Un estudio de la Universidad Wake Forest muestra que vivir en barrios social y económicamente desfavorecidos puede tener efectos profundos en la salud cerebral y el riesgo de demencia, lo que sugiere que los cambios de políticas podrían ser clave para mejorar la salud de la comunidad.
El lugar donde vives puede afectar significativamente tu salud cerebral y tu riesgo de desarrollar demencia, según una nueva investigación de la Facultad de Medicina de la Universidad Wake Forest.
El estudio, publicado Hoy, en la revista Alzheimer's & Dementia: Behavior & Socioeconomics of Aging, se revela que los individuos que residen en áreas marcadas por niveles más altos de vulnerabilidad social, injusticia ambiental y desventaja socioeconómica exhiben diferencias notables en la estructura y función del cerebro.
"Este estudio es consistente con otras investigaciones que muestran que el estado del entorno social en el que viven las personas puede moldear su salud cerebral de maneras profundas", dijo el autor principal Timothy Hughes, profesor asociado de gerontología y medicina geriátrica en la Facultad de Medicina de la Universidad Wake Forest, en un comunicado de prensa.
Para descubrir estos hallazgos, los investigadores analizaron datos de 679 adultos inscritos en el Estudio del Cerebro Saludable en el Centro de Investigación de la Enfermedad de Alzheimer de Wake Forest.

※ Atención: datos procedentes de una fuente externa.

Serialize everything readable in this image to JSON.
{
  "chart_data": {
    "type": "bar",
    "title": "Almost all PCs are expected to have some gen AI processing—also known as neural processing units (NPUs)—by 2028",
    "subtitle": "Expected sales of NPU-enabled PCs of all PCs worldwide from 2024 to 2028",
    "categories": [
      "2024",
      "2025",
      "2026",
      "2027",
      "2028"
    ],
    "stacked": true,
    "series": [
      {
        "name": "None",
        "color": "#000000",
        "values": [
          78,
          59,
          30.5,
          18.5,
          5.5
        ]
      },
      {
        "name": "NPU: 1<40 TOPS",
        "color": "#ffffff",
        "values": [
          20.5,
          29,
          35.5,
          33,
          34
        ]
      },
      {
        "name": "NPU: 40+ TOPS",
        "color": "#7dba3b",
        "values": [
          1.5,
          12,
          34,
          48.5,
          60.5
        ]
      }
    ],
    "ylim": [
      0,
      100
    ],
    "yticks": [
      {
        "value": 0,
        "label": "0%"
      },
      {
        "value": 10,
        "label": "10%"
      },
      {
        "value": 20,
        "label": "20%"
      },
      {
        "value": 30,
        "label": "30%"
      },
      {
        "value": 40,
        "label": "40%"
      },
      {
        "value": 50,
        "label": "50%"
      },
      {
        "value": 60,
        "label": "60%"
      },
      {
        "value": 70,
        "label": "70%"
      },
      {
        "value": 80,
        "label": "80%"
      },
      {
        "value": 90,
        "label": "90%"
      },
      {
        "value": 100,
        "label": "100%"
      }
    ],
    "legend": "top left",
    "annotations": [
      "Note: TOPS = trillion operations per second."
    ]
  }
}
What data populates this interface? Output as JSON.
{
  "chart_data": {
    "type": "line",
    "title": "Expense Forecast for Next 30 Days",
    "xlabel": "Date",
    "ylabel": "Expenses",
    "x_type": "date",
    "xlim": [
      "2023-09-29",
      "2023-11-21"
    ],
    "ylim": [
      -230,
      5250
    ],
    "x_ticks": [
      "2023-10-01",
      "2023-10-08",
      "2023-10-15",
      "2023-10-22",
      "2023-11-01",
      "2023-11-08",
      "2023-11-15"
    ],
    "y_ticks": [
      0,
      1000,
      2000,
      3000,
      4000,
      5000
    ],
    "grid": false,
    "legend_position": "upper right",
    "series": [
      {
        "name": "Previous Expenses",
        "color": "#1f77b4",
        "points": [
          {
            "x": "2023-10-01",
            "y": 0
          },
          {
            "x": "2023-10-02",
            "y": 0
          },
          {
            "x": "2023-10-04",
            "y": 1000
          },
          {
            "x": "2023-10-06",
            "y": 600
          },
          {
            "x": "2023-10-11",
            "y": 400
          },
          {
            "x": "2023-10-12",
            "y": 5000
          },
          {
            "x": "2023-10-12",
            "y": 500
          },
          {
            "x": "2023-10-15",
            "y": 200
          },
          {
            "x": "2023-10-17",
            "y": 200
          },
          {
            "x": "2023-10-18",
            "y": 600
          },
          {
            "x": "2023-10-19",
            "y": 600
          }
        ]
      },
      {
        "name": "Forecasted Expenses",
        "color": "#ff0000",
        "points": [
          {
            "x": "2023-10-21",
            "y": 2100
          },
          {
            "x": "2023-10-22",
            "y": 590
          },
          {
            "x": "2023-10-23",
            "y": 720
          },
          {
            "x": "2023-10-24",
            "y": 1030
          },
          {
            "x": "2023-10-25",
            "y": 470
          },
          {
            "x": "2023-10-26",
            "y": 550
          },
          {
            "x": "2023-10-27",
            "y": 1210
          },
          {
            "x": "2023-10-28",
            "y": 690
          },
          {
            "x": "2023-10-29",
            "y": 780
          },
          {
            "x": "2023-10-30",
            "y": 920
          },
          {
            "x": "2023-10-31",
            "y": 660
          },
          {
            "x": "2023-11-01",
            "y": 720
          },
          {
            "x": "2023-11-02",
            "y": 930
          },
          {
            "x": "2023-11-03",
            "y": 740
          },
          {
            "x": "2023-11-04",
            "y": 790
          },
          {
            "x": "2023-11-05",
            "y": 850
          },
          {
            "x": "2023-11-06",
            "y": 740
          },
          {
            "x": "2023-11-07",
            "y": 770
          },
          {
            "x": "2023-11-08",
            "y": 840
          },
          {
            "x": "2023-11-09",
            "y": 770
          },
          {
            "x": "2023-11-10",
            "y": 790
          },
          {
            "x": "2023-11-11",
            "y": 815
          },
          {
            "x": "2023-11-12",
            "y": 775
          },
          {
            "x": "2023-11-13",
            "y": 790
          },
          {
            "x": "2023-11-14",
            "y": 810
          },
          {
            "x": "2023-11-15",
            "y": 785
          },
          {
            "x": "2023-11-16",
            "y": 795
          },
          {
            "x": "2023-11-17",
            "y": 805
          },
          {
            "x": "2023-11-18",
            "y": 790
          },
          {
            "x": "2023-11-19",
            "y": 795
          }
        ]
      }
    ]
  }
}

Los participantes se sometieron a escáneres cerebrales y análisis de sangre para detectar indicadores tempranos de la enfermedad de Alzheimer y demencias relacionadas. Posteriormente, el equipo comparó estos marcadores biológicos con tres herramientas nacionales que evalúan las condiciones del vecindario por código postal: el Índice de Deprivación del Área, el Índice de Vulnerabilidad Social y el Índice de Justicia Ambiental.
El estudio reveló que las puntuaciones más altas en estos índices, que indican una mayor carga vecinal de determinantes sociales de la salud, se asociaban con cambios en los biomarcadores relacionados con la demencia. Estos cambios fueron particularmente evidentes entre los participantes negros que vivían en los barrios con mayor carga.
Los biomarcadores identificados incluyeron una capa externa más delgada del cerebro, cambios en la materia blanca que apuntan a enfermedad vascular, flujo sanguíneo reducido y circulación más irregular, factores que pueden contribuir al deterioro cognitivo y de la memoria con el tiempo.
“Este estudio es uno de los primeros en conectar diversos factores sociales locales con marcadores biológicos avanzados de demencia”, añadió el autor principal, Sudarshan Krishnamurthy, estudiante de sexto año de doctorado en medicina. “Demuestra que las condiciones y el entorno en el que viven las personas —como el acceso a aire limpio, vivienda segura, alimentos nutritivos y oportunidades económicas— pueden dejar una huella duradera en la salud cerebral”.
La investigación refuerza un creciente conjunto de evidencias que sugieren que los factores sociales y ambientales no son meras influencias de fondo sino variables esenciales para comprender y abordar la enfermedad de Alzheimer y las demencias relacionadas.
“Si realmente queremos mejorar la salud cerebral en todas las comunidades, debemos mirar más allá de las decisiones individuales y centrarnos en los sistemas y estructuras más amplios que dan forma a la salud a nivel del vecindario”, agregó Krishnamurthy.